Tips for Nurses with Difficult Patients

Tips for Nurses with Difficult Patients

There are all sorts of factors that contribute to making a person cranky. Maybe they’ve had a bad day. Maybe they have low blood sugar. Maybe they’re scared. Or maybe that’s just their personality. As a nurse, you’ll run into difficult patients from time to time—just like any other job with human interaction.

And it makes sense. Your patients don’t want to be in a hospital—they’re already feeling inconvenienced, their injury or illness is a major factor, and most of them are probably scared. For many such patients, politeness is probably far from the top of their priority list.

Is that an excuse for rudeness? Of course not. But they’re still your patient, and just because they aren’t at their best doesn’t mean you can’t be yours.

Check Yourself – Your patient may not even be that difficult. It might be you. Before assigning any blame to your patient, make sure that you have yourself under control. If you’re feeling stressed, or dealing with something tough at home, or just missed breakfast that day, you may be projecting some of your issues onto your patient.
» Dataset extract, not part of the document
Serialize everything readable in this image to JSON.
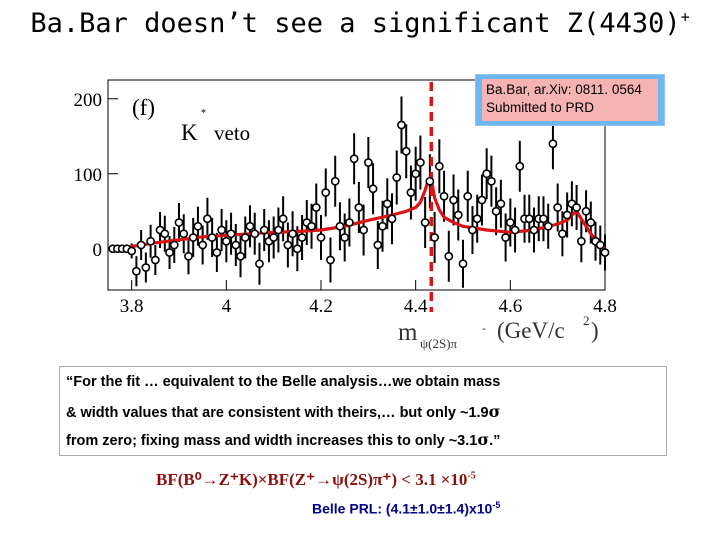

Make sure you’ve taken care of yourself first so that all your patient interactions begin from a calm, balanced place.

Remain Calm – Patients may snap or snark, but rarely are they actually upset with you. It’s tough but do your best not to take their reactions personally and try your best to understand where they’re coming from. Take pauses, take breaths, and focus on doing what you can to help.

Listen and Repeat – One of the biggest triggers for a scared patient is the fear that he or she isn’t being heard, so make sure to listen closely, especially for the patients who seem irate. And let them know that you’ve heard them by repeating back the information they’ve shared. Sometimes, just knowing that someone has listened is enough to not only calm a patient, but it may just win them over to your side for good.

Avoid Subtle Pushback – It’s hard not to get defensive when someone is being unreasonable or obtuse, but pushing back typically just reinforces their behavior. Watch your body language for subtle signs of hostility (avoiding eye contact, crossing arms, etc.). And watch your language as well for anything that might be taken as confrontational.

Set Boundaries – Of course, there are lines that difficult patients simply can’t be allowed to cross, and you should have those set before you enter the room. If your patient begins shouting or using profanity, for example, have a plan in place to shut down the interaction until they regain control.

Executive medical director Kathleen Bonvicini suggests (during an interview with Nurse.org) that nurses be prepared to say something like “There are certain things that we allow here, and in order to continue to talk to you, you cannot use that language. I will step out of the room for a while to give you time to calm down.”

Show Empathy – More often than not, your patient just wants to know they aren’t alone in their struggles. You may not be dealing with the same challenges as your patient, but take the time to understand the person behind the diagnosis. What must they be feeling, what are their biggest fears, what type of pain must they be experiencing? A little empathy can go a long, long way.

Get Help – Your hospital is full of people who can help you with any type of patient, so if you’re at a loss, call for help! You can choose from hospital social workers, chaplains, counselors, or even other nurses who may have more experience with the challenges your patient is facing. Never feel like you have to shoulder any burden alone. One of the greatest benefits of working as a nurse is joining the healthcare family… it’s a fantastic support network, so use it!

But most importantly, remember that every patient deserves your best. It’s tempting to want to spend all your time with the sweet, appreciative patients who do nothing but smile and compliment, but even the cranky ones deserve your attention and talents.

And sometimes, it’s the of crankiest patients who wind up being the most grateful in the end. These are often the chances to make the biggest difference, and many times will be the moments you look back on as the most meaningful.